Quote: Tokyo Nambu @ April 25 2013, 7:04 PM BSTActually, I read it somewhat differently. The subtext of a lot of the BBC's excuses for making weak, same-old, inoffensive programmes featuring known faces in known roles is that challenging material is all very well, but mainstream audiences demand mainstream material. BBC commissioners want you to believe that left to their own devices they'd be making edgy and dark programmes, but they're constrained by the need to keep the mainstream (read: Daily Mail readers) happy.

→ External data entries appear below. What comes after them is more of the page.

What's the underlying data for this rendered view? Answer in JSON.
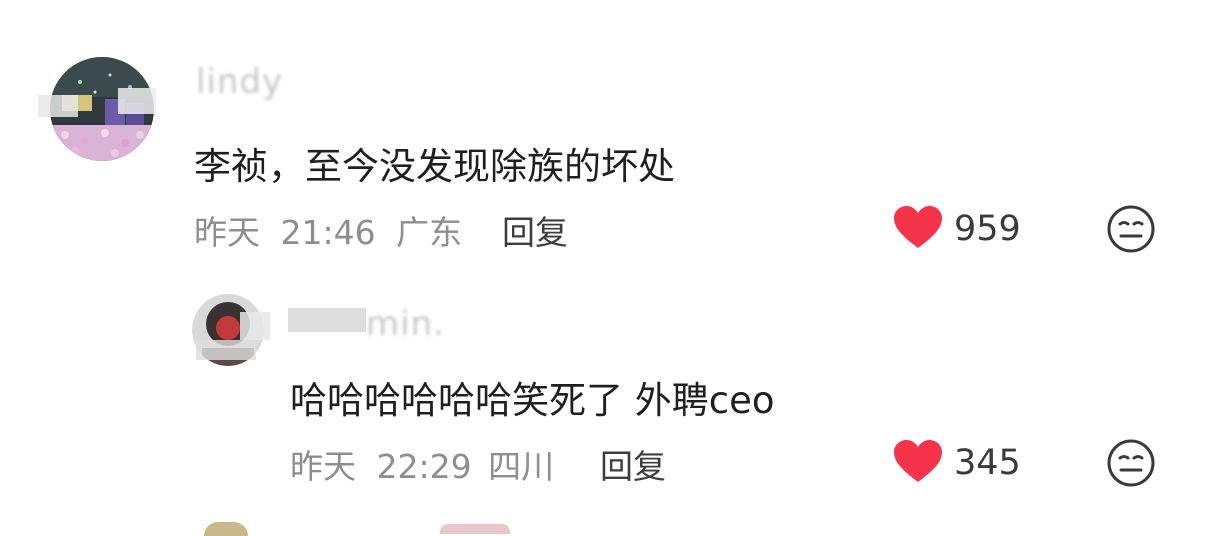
{
  "colors": {
    "heart": "#f5334b",
    "meta_text": "#8e8e8e",
    "content_text": "#1f1f1f",
    "username_text": "#c7c7c7"
  },
  "comments": [
    {
      "username": "lindy",
      "text": "李祯，至今没发现除族的坏处",
      "date": "昨天",
      "time": "21:46",
      "location": "广东",
      "reply_label": "回复",
      "like_count": "959",
      "icons": {
        "like": "heart-icon",
        "reaction": "neutral-face-icon"
      }
    },
    {
      "username": "min.",
      "text": "哈哈哈哈哈哈笑死了 外聘ceo",
      "date": "昨天",
      "time": "22:29",
      "location": "四川",
      "reply_label": "回复",
      "like_count": "345",
      "icons": {
        "like": "heart-icon",
        "reaction": "neutral-face-icon"
      }
    }
  ]
}
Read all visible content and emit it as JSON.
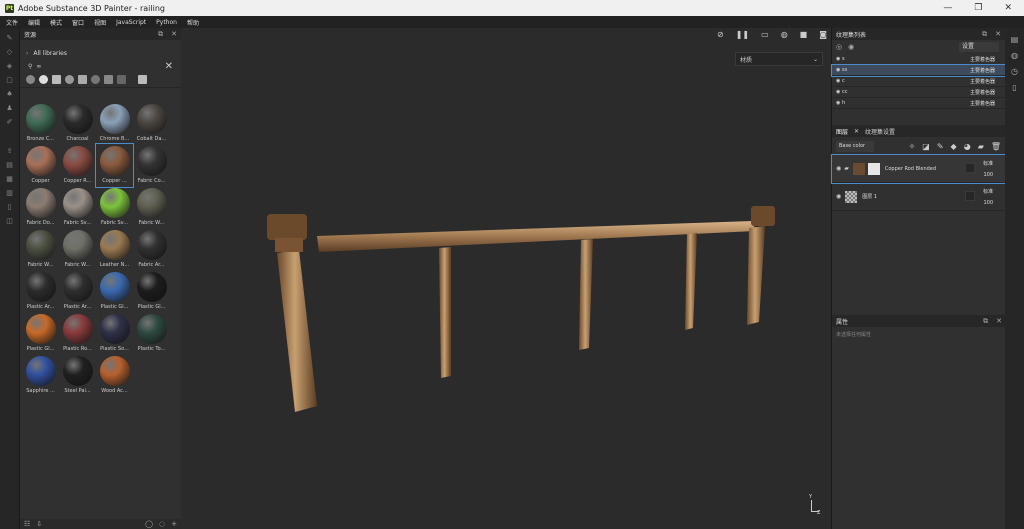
{
  "window": {
    "title": "Adobe Substance 3D Painter - railing",
    "logo": "Pt",
    "minimize": "—",
    "maximize": "❐",
    "close": "✕"
  },
  "menu": [
    "文件",
    "编辑",
    "模式",
    "窗口",
    "视图",
    "JavaScript",
    "Python",
    "帮助"
  ],
  "assets": {
    "title": "资源",
    "library": "All libraries",
    "search_value": "∞",
    "items": [
      {
        "label": "Bronze C...",
        "color": "#3f6b55"
      },
      {
        "label": "Charcoal",
        "color": "#2a2a2a"
      },
      {
        "label": "Chrome B...",
        "color": "#8aa0b8"
      },
      {
        "label": "Cobalt Da...",
        "color": "#4b4640"
      },
      {
        "label": "Copper",
        "color": "#a87058"
      },
      {
        "label": "Copper R...",
        "color": "#8a4a40"
      },
      {
        "label": "Copper ...",
        "color": "#8a5a3c"
      },
      {
        "label": "Fabric Co...",
        "color": "#333333"
      },
      {
        "label": "Fabric Do...",
        "color": "#8a7c70"
      },
      {
        "label": "Fabric Sv...",
        "color": "#9a9088"
      },
      {
        "label": "Fabric Sv...",
        "color": "#7cc43a"
      },
      {
        "label": "Fabric W...",
        "color": "#5e5e50"
      },
      {
        "label": "Fabric W...",
        "color": "#4c5040"
      },
      {
        "label": "Fabric W...",
        "color": "#707068"
      },
      {
        "label": "Leather N...",
        "color": "#9a7a50"
      },
      {
        "label": "Fabric Ar...",
        "color": "#303030"
      },
      {
        "label": "Plastic Ar...",
        "color": "#2c2c2c"
      },
      {
        "label": "Plastic Ar...",
        "color": "#2e2e2e"
      },
      {
        "label": "Plastic Gl...",
        "color": "#3a6ab0"
      },
      {
        "label": "Plastic Gl...",
        "color": "#1c1c1c"
      },
      {
        "label": "Plastic Gl...",
        "color": "#c86a28"
      },
      {
        "label": "Plastic Ro...",
        "color": "#8a3a3a"
      },
      {
        "label": "Plastic So...",
        "color": "#2e3048"
      },
      {
        "label": "Plastic To...",
        "color": "#2e4a40"
      },
      {
        "label": "Sapphire ...",
        "color": "#3050a0"
      },
      {
        "label": "Steel Pai...",
        "color": "#202020"
      },
      {
        "label": "Wood Ac...",
        "color": "#b8602c"
      }
    ]
  },
  "viewport": {
    "material_mode": "材质",
    "axis_y": "Y",
    "axis_z": "Z"
  },
  "texture_set_list": {
    "title": "纹理集列表",
    "settings": "设置",
    "rows": [
      {
        "name": "s",
        "shader": "主要着色器"
      },
      {
        "name": "ss",
        "shader": "主要着色器"
      },
      {
        "name": "c",
        "shader": "主要着色器"
      },
      {
        "name": "cc",
        "shader": "主要着色器"
      },
      {
        "name": "h",
        "shader": "主要着色器"
      }
    ]
  },
  "layers": {
    "tab_layers": "图层",
    "tab_settings": "纹理集设置",
    "channel": "Base color",
    "items": [
      {
        "name": "Copper Rod Blended",
        "blend": "标准",
        "opacity": "100"
      },
      {
        "name": "图层 1",
        "blend": "标准",
        "opacity": "100"
      }
    ]
  },
  "properties": {
    "title": "属性",
    "empty": "未选择任何属性"
  }
}
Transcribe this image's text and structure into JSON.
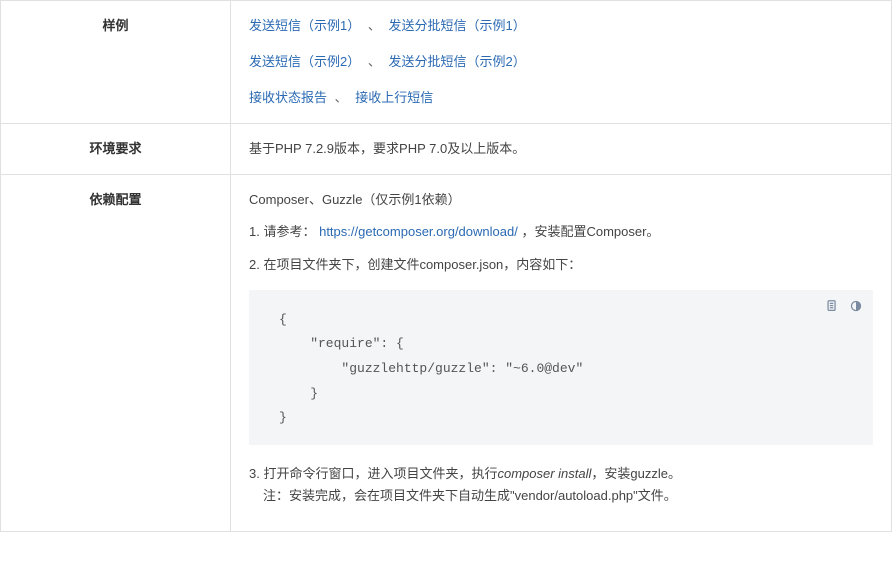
{
  "rows": {
    "samples": {
      "label": "样例",
      "line1_link1": "发送短信（示例1）",
      "line1_sep": "、",
      "line1_link2": "发送分批短信（示例1）",
      "line2_link1": "发送短信（示例2）",
      "line2_sep": "、",
      "line2_link2": "发送分批短信（示例2）",
      "line3_link1": "接收状态报告",
      "line3_sep": "、",
      "line3_link2": "接收上行短信"
    },
    "env": {
      "label": "环境要求",
      "text": "基于PHP 7.2.9版本，要求PHP 7.0及以上版本。"
    },
    "deps": {
      "label": "依赖配置",
      "intro": "Composer、Guzzle（仅示例1依赖）",
      "step1_prefix": "1. 请参考：",
      "step1_link": "https://getcomposer.org/download/",
      "step1_suffix": "，安装配置Composer。",
      "step2": "2. 在项目文件夹下，创建文件composer.json，内容如下：",
      "code": "{\n    \"require\": {\n        \"guzzlehttp/guzzle\": \"~6.0@dev\"\n    }\n}",
      "step3_prefix": "3. 打开命令行窗口，进入项目文件夹，执行",
      "step3_cmd": "composer install",
      "step3_suffix": "，安装guzzle。",
      "step3_note": "注：安装完成，会在项目文件夹下自动生成\"vendor/autoload.php\"文件。"
    }
  },
  "icons": {
    "copy": "copy-icon",
    "theme": "theme-toggle-icon"
  }
}
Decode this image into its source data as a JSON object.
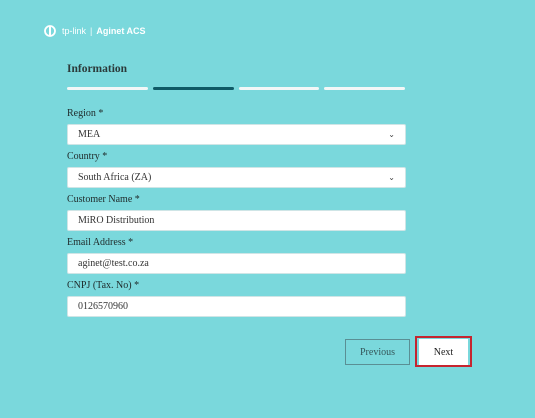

So here's a programme that should be mainstream heaven. It's got known faces essentially reprising known roles, it's written by a known name, it's got at its centre the saloon bar received wisdom idea that health and safety is all a bit risible, and there's even a laugh track to tell you when to laugh. Short of remaking All Gas and Gaiters it's hard to see how it could be safer. It's the BBC saying "sorry, old people, we know you don't like all that loud stuff on BBC3, so here's something just for you." Of course it's dated: it was designed to be so. Which is odd, because anyone who saw, say, Monty Python when first broadcast is nearer sixty than fifty, but for thirty year old commissioners, everyone over forty merges into a blur.
But even the Mail hate it. And Mail journalists are very rarely out of step with their readers.
There's a lesson there. Pandering to the lowest common denominator is not only patronising, but doesn't even always make you popular with the people you're patronising. Perhaps next time, they could give someone under fifty a go.
Anyone in mind?
Euripedes trousers Euminides trousers. The comedy play has always been a tough nut to crack.